MEMORANDUM 99-56

December 30, 1999

 

To: Deans of Member and Fee-Paid Law Schools
From: Harry G. Prince
Subject: AALS Statement in Support of IOLTA Programs

 

The Executive Committee, upon the recommendation of the AALS Committee on Clinical Legal Education, adopted for distribution the enclosed statement supporting the continuation of IOLTA funds while legal issues concerning the validity of such programs are pending.

Please contact me if you have any questions.

 


STATEMENT OF THE ASSOCIATION OF AMERICAN LAW SCHOOLS IN SUPPORT OF IOLTA PROGRAMS AFTER PHILLIPS V. WASHINGTON LEGAL FOUNDATION

Almost twenty years ago, several state bar associations were able to use modern technology to provide funds for legal aid, legal services, and other programs, such as law school clinics, that provide access to justice. This program has now expanded to 48 states and the District of Columbia. These programs - termed IOLTA - for "Interest on Legal Trust Accounts" generate revenue where none existed before.

Many law firms had trust accounts so small that each individually could not generate interest. Record-keeping and other expenses would be more costly than any revenue that could be given by a financial institution. With a state wide IOLTA program, law firms put these funds into a pooled account, which would then be large enough so that banks and other financial institutions would pay interest which would then be available for distribution to appropriate entities providing legal services.
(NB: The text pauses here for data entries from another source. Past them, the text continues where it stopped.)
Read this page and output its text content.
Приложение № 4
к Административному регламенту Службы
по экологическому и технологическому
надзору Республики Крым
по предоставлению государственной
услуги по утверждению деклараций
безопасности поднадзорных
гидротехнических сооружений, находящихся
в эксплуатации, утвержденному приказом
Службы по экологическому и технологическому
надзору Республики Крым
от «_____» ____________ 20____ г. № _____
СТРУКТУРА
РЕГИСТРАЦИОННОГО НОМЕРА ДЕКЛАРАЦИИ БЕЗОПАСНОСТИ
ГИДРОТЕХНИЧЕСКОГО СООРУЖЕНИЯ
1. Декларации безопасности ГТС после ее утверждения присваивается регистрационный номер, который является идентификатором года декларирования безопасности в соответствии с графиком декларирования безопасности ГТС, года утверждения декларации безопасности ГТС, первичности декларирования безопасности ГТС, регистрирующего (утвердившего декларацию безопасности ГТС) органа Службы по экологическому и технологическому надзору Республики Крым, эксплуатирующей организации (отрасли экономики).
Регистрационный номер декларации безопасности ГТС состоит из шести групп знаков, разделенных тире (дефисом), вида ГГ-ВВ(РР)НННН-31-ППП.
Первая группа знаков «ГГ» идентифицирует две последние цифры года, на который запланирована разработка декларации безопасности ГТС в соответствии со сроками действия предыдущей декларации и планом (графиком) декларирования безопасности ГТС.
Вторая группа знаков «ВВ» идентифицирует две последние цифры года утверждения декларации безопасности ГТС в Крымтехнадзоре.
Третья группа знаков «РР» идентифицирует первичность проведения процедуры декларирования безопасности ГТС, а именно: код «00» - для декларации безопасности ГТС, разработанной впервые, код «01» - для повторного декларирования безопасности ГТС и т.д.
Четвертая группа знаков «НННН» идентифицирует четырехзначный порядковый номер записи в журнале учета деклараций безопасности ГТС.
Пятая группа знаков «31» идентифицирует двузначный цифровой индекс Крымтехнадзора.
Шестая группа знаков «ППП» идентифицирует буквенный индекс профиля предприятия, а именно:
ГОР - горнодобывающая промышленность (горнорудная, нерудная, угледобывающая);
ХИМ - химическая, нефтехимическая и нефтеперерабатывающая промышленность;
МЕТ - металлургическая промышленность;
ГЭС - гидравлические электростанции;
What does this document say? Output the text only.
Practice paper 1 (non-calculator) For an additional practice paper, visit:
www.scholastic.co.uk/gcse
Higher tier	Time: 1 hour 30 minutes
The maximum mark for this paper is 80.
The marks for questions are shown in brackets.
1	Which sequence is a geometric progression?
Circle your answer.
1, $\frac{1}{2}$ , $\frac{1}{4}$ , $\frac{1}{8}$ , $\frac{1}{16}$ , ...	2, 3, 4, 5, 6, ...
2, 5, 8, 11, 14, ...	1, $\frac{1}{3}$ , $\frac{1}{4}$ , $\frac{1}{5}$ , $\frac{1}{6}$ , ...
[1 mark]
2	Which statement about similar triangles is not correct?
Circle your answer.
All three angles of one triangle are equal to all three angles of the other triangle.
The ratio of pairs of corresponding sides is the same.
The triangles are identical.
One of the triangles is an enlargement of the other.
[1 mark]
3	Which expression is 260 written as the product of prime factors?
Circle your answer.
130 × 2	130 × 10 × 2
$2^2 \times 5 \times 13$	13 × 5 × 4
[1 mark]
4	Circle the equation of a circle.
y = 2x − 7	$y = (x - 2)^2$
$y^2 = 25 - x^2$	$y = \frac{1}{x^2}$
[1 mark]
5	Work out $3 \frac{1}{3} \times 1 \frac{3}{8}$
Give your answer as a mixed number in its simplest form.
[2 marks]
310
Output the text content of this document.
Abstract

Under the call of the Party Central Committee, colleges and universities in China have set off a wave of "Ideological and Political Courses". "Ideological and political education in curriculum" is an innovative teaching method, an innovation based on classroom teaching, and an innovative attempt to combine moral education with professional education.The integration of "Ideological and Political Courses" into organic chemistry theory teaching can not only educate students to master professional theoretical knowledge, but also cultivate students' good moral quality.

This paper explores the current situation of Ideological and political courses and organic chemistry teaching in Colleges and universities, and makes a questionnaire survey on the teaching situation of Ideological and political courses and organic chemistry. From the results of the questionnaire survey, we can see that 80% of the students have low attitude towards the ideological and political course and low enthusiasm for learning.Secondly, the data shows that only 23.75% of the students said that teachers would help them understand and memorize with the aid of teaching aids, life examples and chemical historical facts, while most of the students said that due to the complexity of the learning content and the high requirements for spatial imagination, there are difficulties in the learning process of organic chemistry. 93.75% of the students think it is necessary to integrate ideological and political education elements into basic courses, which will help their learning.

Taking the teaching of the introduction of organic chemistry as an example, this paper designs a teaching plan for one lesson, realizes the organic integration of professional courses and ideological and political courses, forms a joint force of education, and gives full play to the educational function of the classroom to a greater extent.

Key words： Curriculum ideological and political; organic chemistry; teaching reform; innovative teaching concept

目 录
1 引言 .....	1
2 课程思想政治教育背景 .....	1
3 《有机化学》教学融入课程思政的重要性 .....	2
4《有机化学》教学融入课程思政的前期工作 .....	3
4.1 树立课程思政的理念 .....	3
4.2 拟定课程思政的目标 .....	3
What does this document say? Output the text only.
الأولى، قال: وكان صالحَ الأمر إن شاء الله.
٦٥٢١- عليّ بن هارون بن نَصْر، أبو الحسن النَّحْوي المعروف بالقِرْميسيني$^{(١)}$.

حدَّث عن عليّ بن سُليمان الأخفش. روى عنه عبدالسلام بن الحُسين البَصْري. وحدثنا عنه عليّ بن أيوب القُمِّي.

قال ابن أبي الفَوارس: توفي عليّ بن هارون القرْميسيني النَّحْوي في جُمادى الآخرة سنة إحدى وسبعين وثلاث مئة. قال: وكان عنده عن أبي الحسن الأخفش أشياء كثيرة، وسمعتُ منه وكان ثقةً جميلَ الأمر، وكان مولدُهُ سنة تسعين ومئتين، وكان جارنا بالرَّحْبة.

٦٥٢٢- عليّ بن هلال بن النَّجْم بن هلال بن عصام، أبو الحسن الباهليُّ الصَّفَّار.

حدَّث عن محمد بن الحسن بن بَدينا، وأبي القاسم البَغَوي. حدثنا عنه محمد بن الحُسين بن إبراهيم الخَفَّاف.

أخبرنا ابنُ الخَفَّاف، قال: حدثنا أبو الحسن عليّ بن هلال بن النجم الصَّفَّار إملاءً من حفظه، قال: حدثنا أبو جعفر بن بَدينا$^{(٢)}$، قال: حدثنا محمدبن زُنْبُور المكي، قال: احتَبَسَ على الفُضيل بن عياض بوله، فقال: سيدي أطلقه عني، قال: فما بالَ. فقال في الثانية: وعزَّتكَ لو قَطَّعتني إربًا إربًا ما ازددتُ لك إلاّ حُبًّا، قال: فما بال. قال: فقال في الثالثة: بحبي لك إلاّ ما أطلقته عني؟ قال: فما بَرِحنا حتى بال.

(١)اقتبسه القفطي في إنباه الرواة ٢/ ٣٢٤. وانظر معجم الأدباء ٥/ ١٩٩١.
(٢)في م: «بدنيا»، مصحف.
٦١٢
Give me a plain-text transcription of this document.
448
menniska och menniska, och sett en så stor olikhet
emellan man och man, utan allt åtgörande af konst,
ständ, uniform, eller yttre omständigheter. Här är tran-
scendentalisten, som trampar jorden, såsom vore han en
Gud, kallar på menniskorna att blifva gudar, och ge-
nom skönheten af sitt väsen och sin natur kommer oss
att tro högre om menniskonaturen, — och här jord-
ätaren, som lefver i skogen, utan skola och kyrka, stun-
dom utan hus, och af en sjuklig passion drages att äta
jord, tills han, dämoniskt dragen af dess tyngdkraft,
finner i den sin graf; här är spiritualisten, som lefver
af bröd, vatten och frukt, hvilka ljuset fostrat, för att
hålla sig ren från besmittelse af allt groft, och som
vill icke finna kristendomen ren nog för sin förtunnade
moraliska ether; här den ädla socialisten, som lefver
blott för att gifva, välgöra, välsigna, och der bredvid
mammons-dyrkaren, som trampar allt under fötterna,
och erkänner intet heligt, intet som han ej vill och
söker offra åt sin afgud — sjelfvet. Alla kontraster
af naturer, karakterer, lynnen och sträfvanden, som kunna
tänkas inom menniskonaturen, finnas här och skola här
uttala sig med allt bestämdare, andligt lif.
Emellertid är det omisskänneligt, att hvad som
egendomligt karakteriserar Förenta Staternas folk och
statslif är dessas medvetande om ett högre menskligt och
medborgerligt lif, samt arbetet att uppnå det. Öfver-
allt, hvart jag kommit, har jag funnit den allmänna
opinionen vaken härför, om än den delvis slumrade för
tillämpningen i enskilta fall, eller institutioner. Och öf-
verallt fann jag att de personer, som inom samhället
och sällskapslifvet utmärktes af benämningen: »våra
On June 15, 1998, the United States Supreme Court in Phillips v. Washington Legal Foundation ruled that interest on client funds held in a Texas IOLTA account was the private property of the owner. The Court expressed no view as to the continuing validity of whether Texas by putting trust funds into a pooled account had "taken" client property, nor did it express an opinion as to what, if any, "just compensation" was due. Chief Justice Rehnquist for the majority, summed up the holding as follows:

In sum, we hold that the interest income generated by funds held in IOLTA accounts is the 'private property' of the owner of the principal. We express no view as to whether these funds have been 'taken' by the State; nor do we express an opinion as to the amount of 'just compensation,' if any, due respondents.

The Court then remanded these issues to the lower court for consideration. The Court did not find the Texas IOLTA program or any other IOLTA program unconstitutional.

Recently, the Conference of Chief Justices [of all the state Supreme Courts] issued a resolution in support of IOLTA programs and the need to maintain these programs while the various legal issues wind their way through the courts. The Association of American Law Schools strongly concurs in that recommendation.

Likewise, we agree with the President of the American Bar Association who stated that "[w]e must continue to work to preserve...[IOLTA programs], which provide tens of thousands of the most needy members of our society access to our civil justice system to enforce their rights and resolve their grievances."

As an association of law schools, we believe that continued distribution of IOLTA funds is an essential component of the national effort to ensure that legal services are more widely available. Without those services, we believe that our nation's commitment to equal justice cannot be attained.